# vectors orthogonal etc.

• Mar 2nd 2009, 06:14 PM
antman
vectors orthogonal etc.
Which of the vectors u1=(1,2), u2=(0,1), u3=(-2,-4), u4=(-2,1), u5=(2,4), u6=(-6,3) are
a. orthogonal?
b. in the same direction?
c. in opposite directions?

a. u1 & u4, u1 & u6, u3 & u4, u3 & u6, u4 & u5, u5 & u6 because their dot products are 0
b. u1, u2 & u5 AND u4 & u6
c. u3 & u5

does anyone know if I did this right? did I miss anything?
• Mar 2nd 2009, 06:40 PM
Soroban
Hello, antman!

Quote:

Given the vectors: . $\begin{array}{ccc}u_1&=&\langle1,2\rangle \\ u_2&=&\langle0,1\rangle \\u_3&=&\langle\text{-}2,\text{-}4\rangle \\u_4&=& \langle\text{-}2,1\rangle \\u_5&=&\langle2,4\rangle \\ u_6&=&\langle\text{-}6,3\rangle \end{array}$

which are:

a) orthogonal?
b) in the same direction?
c) in opposite directions?

$a)\;\;u_1, u_4,\;\;u_1, u_6,\;\;u_3,u_4,\;\;u_3,u_6,\;\;u_4,u_5,\;\;u_5,u_ 6$ . . . . Right!

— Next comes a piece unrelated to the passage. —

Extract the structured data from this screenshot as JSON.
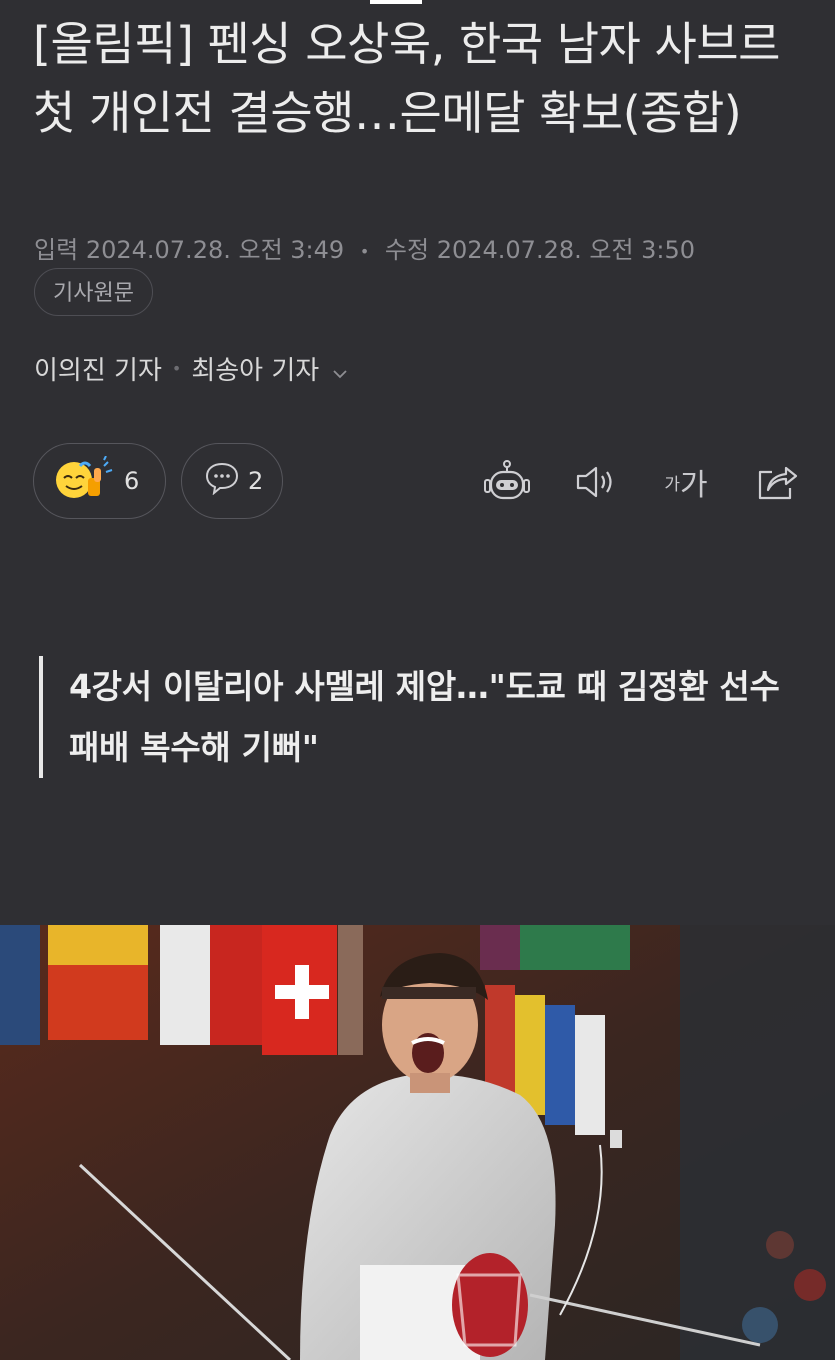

$b)\;\;u_1, {\color{red}\rlap{//}}u_2,u_5,\;\;u_4,u_6$

$c)\;\;u_3, u_5,\;\;{\color{blue}u_1,u_3}$

Pretty good work . . .

• Mar 2nd 2009, 06:56 PM
antman
I understand where I went wrong and what I missed from your help, but is there a specific equation to use as a proof? For example, the vectors in the same direction seem to be multiples of one another.
• Mar 2nd 2009, 07:35 PM
Reckoner
Quote:

Originally Posted by antman
For example, the vectors in the same direction seem to be multiples of one another.

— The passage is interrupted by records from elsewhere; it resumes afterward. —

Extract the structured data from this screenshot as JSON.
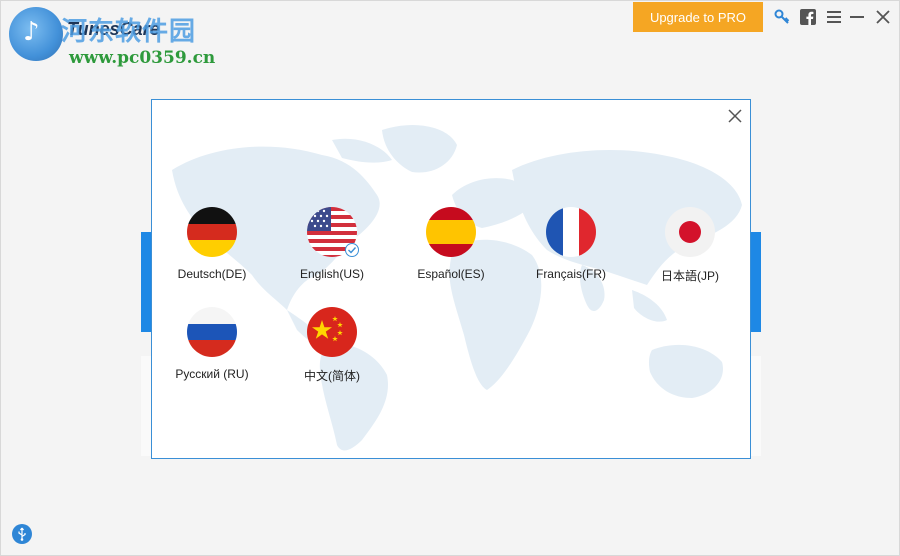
{
  "app": {
    "name": "TunesCare",
    "watermark_cn": "河东软件园",
    "watermark_url": "www.pc0359.cn"
  },
  "toolbar": {
    "upgrade_label": "Upgrade to PRO",
    "icons": [
      "key-icon",
      "facebook-icon",
      "menu-icon",
      "minimize-icon",
      "close-icon"
    ]
  },
  "dialog": {
    "languages": [
      {
        "code": "DE",
        "label": "Deutsch(DE)",
        "selected": false
      },
      {
        "code": "US",
        "label": "English(US)",
        "selected": true
      },
      {
        "code": "ES",
        "label": "Español(ES)",
        "selected": false
      },
      {
        "code": "FR",
        "label": "Français(FR)",
        "selected": false
      },
      {
        "code": "JP",
        "label": "日本語(JP)",
        "selected": false
      },
      {
        "code": "RU",
        "label": "Русский (RU)",
        "selected": false
      },
      {
        "code": "CN",
        "label": "中文(简体)",
        "selected": false
      }
    ]
  },
  "colors": {
    "accent": "#1e88e5",
    "upgrade": "#f5a623",
    "dialog_border": "#3a8fd6"
  }
}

If $u_1$ and $u_2$ are multiples of one another (and thus parallel), then you should be able to find a scalar $c$ such that $u_1=cu_2.$ Can you find such a $c?$

If you setup a system of equations to find this value, you will see that the system is inconsistent. Therefore, $\langle1,2\rangle$ and $\langle0,1\rangle$ are not parallel. And if they are not parallel, they cannot be in the same direction.